Il debutto dei King Crimson avviene nel 1969, con la pubblicazione di “In the court of the Crimson King”, straordinario album frutto del genio di Robert Fripp, con Greg Lake alla voce.
I Re cremisi
Il debutto dei King Crimson avviene nel 1969, con la pubblicazione di “In the court of the Crimson King”, straordinario album frutto del genio di Robert Fripp, con Greg Lake alla voce. Di certo è il disco più famoso del gruppo, costituito da ballate decadenti ed epiche, da “21st century schizoid man” ad “Epitaph”, destinate a influenzare molti musicisti di quel periodo. “Lark’s tongues in aspic” è del 1973, anch’esso opera di Fripp, che nel corso degli anni e attraverso ben tre album (tra cui “Island”, bellissimo), ha cambiato formazione più volte; Brudford, ex-Yes, è ora il nuovo batterista, James Muir il percussionista, David Cross il violinista, e a sostituire Lake alla voce c’è John Wetton, che suona anche il basso; infine alla chitarra lo stesso Fripp. Il risultato è splendido, se possibile ancora più bello dei precedenti lavori; la musica dei King sembra evolversi rispetto al passato, imboccando decisamente la via della sperimentazione e abbandonando le atmosfere rinascimentali e barocche degli esordi. Dove prima dominavano le tastiere e i fiati, ora trovano spazio le percussioni, e non mancano le improvvisazioni con basso e chitarra a dettarne il ritmo.
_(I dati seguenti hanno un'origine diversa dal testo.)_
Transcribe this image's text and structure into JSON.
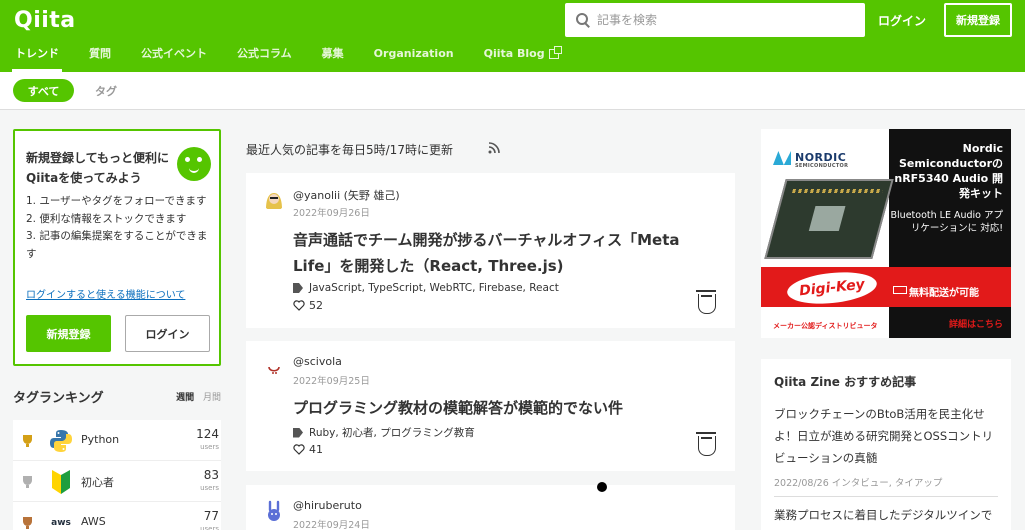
{
  "header": {
    "logo": "Qiita",
    "search_placeholder": "記事を検索",
    "login": "ログイン",
    "signup": "新規登録",
    "nav": [
      {
        "label": "トレンド",
        "active": true
      },
      {
        "label": "質問"
      },
      {
        "label": "公式イベント"
      },
      {
        "label": "公式コラム"
      },
      {
        "label": "募集"
      },
      {
        "label": "Organization"
      },
      {
        "label": "Qiita Blog",
        "external": true
      }
    ]
  },
  "subnav": {
    "all": "すべて",
    "tag": "タグ"
  },
  "signup_card": {
    "title": "新規登録してもっと便利にQiitaを使ってみよう",
    "items": [
      "1. ユーザーやタグをフォローできます",
      "2. 便利な情報をストックできます",
      "3. 記事の編集提案をすることができます"
    ],
    "features_link": "ログインすると使える機能について",
    "signup": "新規登録",
    "login": "ログイン"
  },
  "ranking": {
    "title": "タグランキング",
    "weekly": "週間",
    "monthly": "月間",
    "unit": "users",
    "rows": [
      {
        "name": "Python",
        "count": "124",
        "trophy_color": "#d4a017"
      },
      {
        "name": "初心者",
        "count": "83",
        "trophy_color": "#b0b0b0"
      },
      {
        "name": "AWS",
        "count": "77",
        "trophy_color": "#b8733a"
      }
    ]
  },
  "feed": {
    "update_note": "最近人気の記事を毎日5時/17時に更新",
    "articles": [
      {
        "author": "@yanolii (矢野 雄己)",
        "date": "2022年09月26日",
        "title": "音声通話でチーム開発が捗るバーチャルオフィス「Meta Life」を開発した（React, Three.js)",
        "tags": "JavaScript, TypeScript, WebRTC, Firebase, React",
        "likes": "52"
      },
      {
        "author": "@scivola",
        "date": "2022年09月25日",
        "title": "プログラミング教材の模範解答が模範的でない件",
        "tags": "Ruby, 初心者, プログラミング教育",
        "likes": "41"
      },
      {
        "author": "@hiruberuto",
        "date": "2022年09月24日"
      }
    ]
  },
  "ad": {
    "brand": "NORDIC",
    "brand_sub": "SEMICONDUCTOR",
    "headline": "Nordic Semiconductorの nRF5340 Audio 開発キット",
    "sub": "Bluetooth LE Audio アプリケーションに 対応!",
    "distributor": "Digi-Key",
    "distributor_sub": "ELECTRONICS",
    "free_shipping": "無料配送が可能",
    "maker_note": "メーカー公認ディストリビュータ",
    "detail": "詳細はこちら"
  },
  "zine": {
    "title": "Qiita Zine おすすめ記事",
    "article1": "ブロックチェーンのBtoB活用を民主化せよ！日立が進める研究開発とOSSコントリビューションの真髄",
    "meta1": "2022/08/26 インタビュー, タイアップ",
    "article2": "業務プロセスに着目したデジタルツインで"
  }
}
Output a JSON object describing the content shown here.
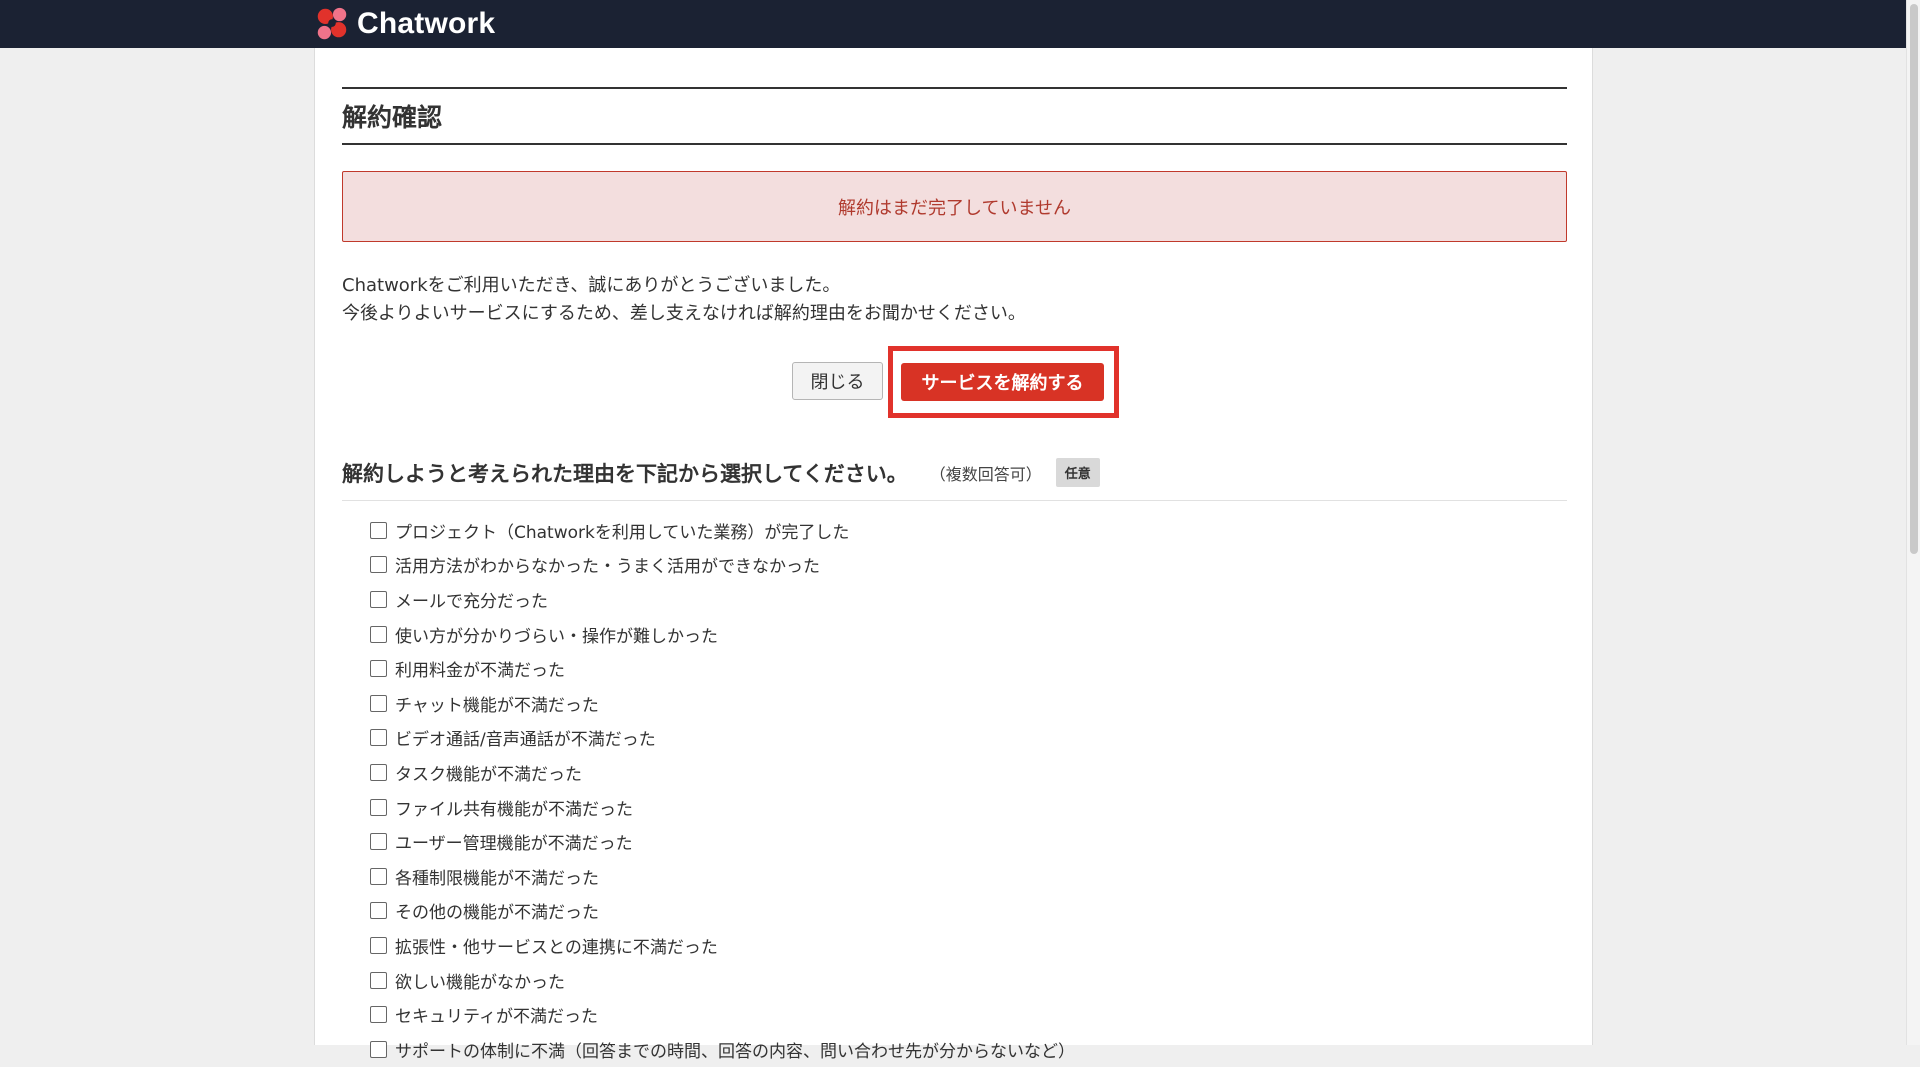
{
  "header": {
    "logo_text": "Chatwork",
    "colors": {
      "background": "#1b2233",
      "logo_red": "#e1322b",
      "logo_pink": "#f0738a"
    }
  },
  "page": {
    "title": "解約確認",
    "alert": "解約はまだ完了していません",
    "description_line1": "Chatworkをご利用いただき、誠にありがとうございました。",
    "description_line2": "今後よりよいサービスにするため、差し支えなければ解約理由をお聞かせください。"
  },
  "buttons": {
    "close_label": "閉じる",
    "cancel_service_label": "サービスを解約する",
    "primary_color": "#d83325",
    "highlight_color": "#e1322b"
  },
  "survey": {
    "title": "解約しようと考えられた理由を下記から選択してください。",
    "note": "（複数回答可）",
    "badge": "任意",
    "reasons": [
      "プロジェクト（Chatworkを利用していた業務）が完了した",
      "活用方法がわからなかった・うまく活用ができなかった",
      "メールで充分だった",
      "使い方が分かりづらい・操作が難しかった",
      "利用料金が不満だった",
      "チャット機能が不満だった",
      "ビデオ通話/音声通話が不満だった",
      "タスク機能が不満だった",
      "ファイル共有機能が不満だった",
      "ユーザー管理機能が不満だった",
      "各種制限機能が不満だった",
      "その他の機能が不満だった",
      "拡張性・他サービスとの連携に不満だった",
      "欲しい機能がなかった",
      "セキュリティが不満だった",
      "サポートの体制に不満（回答までの時間、回答の内容、問い合わせ先が分からないなど）"
    ]
  }
}
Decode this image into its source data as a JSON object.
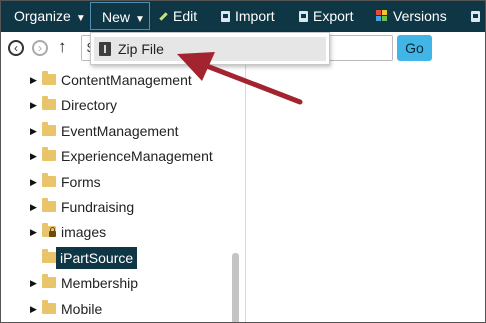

““Lark’s tongues in aspic” è del 1973 è opera di Robert Fripp, che nel corso degli anni e attraverso ben tre album (tra cui “Island”, bellissimo), ha cambiato formazione più volte”.
L’album, costituito da canzoni che vanno dai 6 ai 12 minuti, non è mai monotono e colpisce per la sua varietà di soluzioni sonore e per la sua compattezza, senza che si avvertano pause o momenti vuoti. L’apice del disco è rappresentato dal brano “Lark’s tongues in aspic”, strumentale diviso in due parti, che cambia di continuo, assumendo i tratti di una canzone metal all’inizio, per lasciare spazio al gioco psichedelico tra chitarra, basso e batteria nella seconda parte, fino a che non emerge uno sconsolato violino nel finale.
Caratterizzata da una batteria incalzante in un crescendo notevole è anche “The talking drum”, anche qui 7 minuti strumentali. Le 6 tracce che compongono l’album non sono subito assimilabili; un ascolto attento permette di apprezzare l’enorme bellezza di questi pezzi e dà l’occasione di avvicinarsi alla corte dei Re Cremisi.